Harris also led the university through the process to add 10 new degree programs to the Kokomo campus. Students now can earn Bachelor of Science degrees in biochemistry and health sciences. In addition, Bachelor of Science programs were added in biological and physical sciences, chemistry, biology, psychology, mathematics, sociology, new media and communication.
To help enhance the university's image as a full-service educational campus, Harris also instituted online classes and increased the number of Friday classes offered. And he brokered an agreement with Ivy Tech Community College to accept a full range of "core" educational class credits from the college for those students pursuing a four-year degree by first attending Ivy Tech's two-year programs.
Increasing educational opportunities was just one part of Harris' reshaping of IU Kokomo's academic face. He also fortified an exchange program with Sungshin University of South Korea, encouraging students and faculty from both universities to experience education in a new environment.
And, in what may be one of the most innovative mechanisms to make education more accessible to everyone, Harris oversaw the development of the Student Success tuition discount program. For those students who maintain a 30-hour class load each year and continuous enrollment over four years, along with academic progress, the university will discount tuition by an increasing percentage each year -- in effect discounting a full year of education to the participants. This program garnered national recognition from the Lumina Foundation earlier this fall.

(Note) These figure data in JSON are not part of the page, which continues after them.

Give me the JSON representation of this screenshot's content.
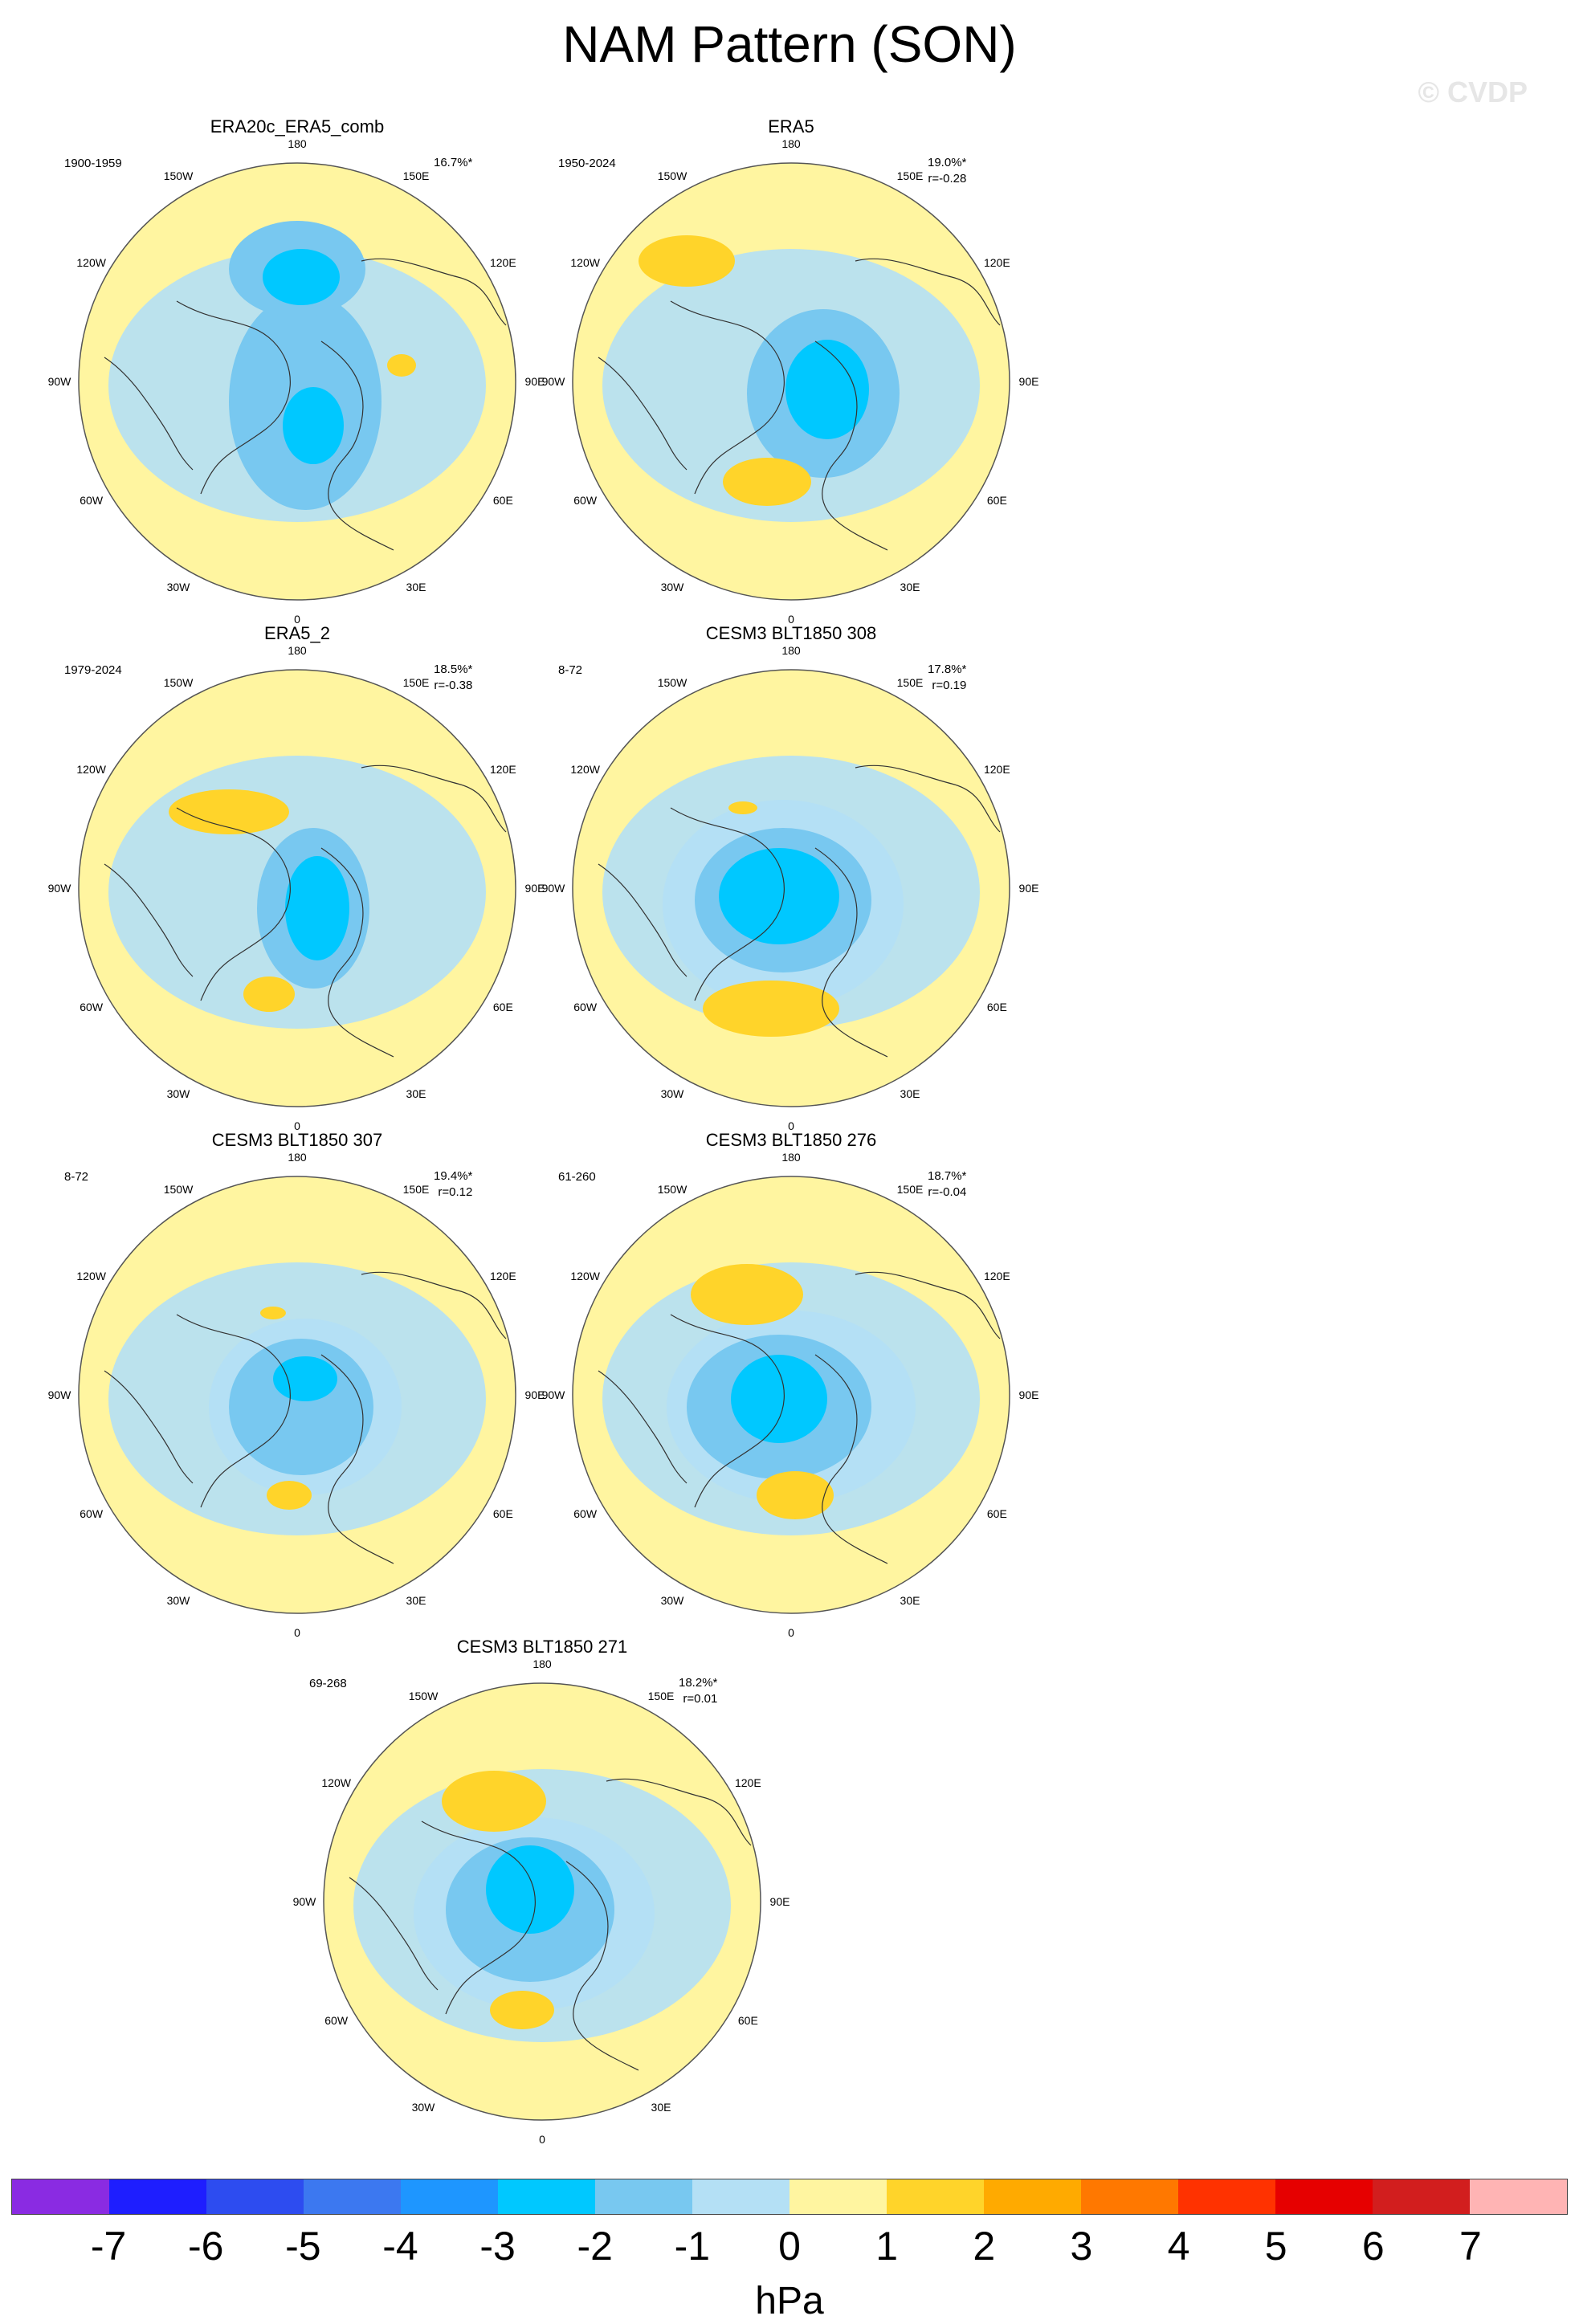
{
  "title": "NAM Pattern (SON)",
  "watermark": "© CVDP",
  "lon_labels": [
    "180",
    "150E",
    "120E",
    "90E",
    "60E",
    "30E",
    "0",
    "30W",
    "60W",
    "90W",
    "120W",
    "150W"
  ],
  "panels": [
    {
      "title": "ERA20c_ERA5_comb",
      "years": "1900-1959",
      "pct": "16.7%*",
      "r": ""
    },
    {
      "title": "ERA5",
      "years": "1950-2024",
      "pct": "19.0%*",
      "r": "r=-0.28"
    },
    {
      "title": "ERA5_2",
      "years": "1979-2024",
      "pct": "18.5%*",
      "r": "r=-0.38"
    },
    {
      "title": "CESM3 BLT1850 308",
      "years": "8-72",
      "pct": "17.8%*",
      "r": "r=0.19"
    },
    {
      "title": "CESM3 BLT1850 307",
      "years": "8-72",
      "pct": "19.4%*",
      "r": "r=0.12"
    },
    {
      "title": "CESM3 BLT1850 276",
      "years": "61-260",
      "pct": "18.7%*",
      "r": "r=-0.04"
    },
    {
      "title": "CESM3 BLT1850 271",
      "years": "69-268",
      "pct": "18.2%*",
      "r": "r=0.01"
    }
  ],
  "colorbar": {
    "unit": "hPa",
    "ticks": [
      "-7",
      "-6",
      "-5",
      "-4",
      "-3",
      "-2",
      "-1",
      "0",
      "1",
      "2",
      "3",
      "4",
      "5",
      "6",
      "7"
    ],
    "colors": [
      "#8a2be2",
      "#1e1eff",
      "#2d4cf0",
      "#3c78f0",
      "#1e96ff",
      "#00c8ff",
      "#78c8f0",
      "#b4e0f5",
      "#fff5a0",
      "#ffd42a",
      "#ffaa00",
      "#ff7800",
      "#ff3200",
      "#e60000",
      "#d21e1e",
      "#ffb4b4"
    ]
  }
}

No university is complete without an athletics program, however, and Harris aggressively pursued its development. In less than a year, IU Kokomo had its first women's volleyball program and relaunched its men's basketball program after a hiatus of nearly 20 years. These first two sports may lead the university to a full offering a athletic program with the intent of join the National Association of Intercollegiate Athletics (NAIA).
These changes had an immediate and remarkable impact on enrollment. This fall marked the largest number of students in the school's history -- 3,318 enrollees -- which was driven by a very robust freshman class.
Harris also made his mark outside of the IU Kokomo campus. Over the summer, he was named to the Indiana Automotive Council by Gov. Mitch Daniels, and earlier this month he traveled to Washington D.C. to speak on the importance of regionalism in economic development -- a presentation he has given at the state and local levels as well. His approach is called the "triple helix," incorporating industry, government and education in an effort to create regional hubs of innovation that can have a positive impact on economic development across communities.
If this is what Harris was able to accomplish in just one year, imagine what 2012 will bring!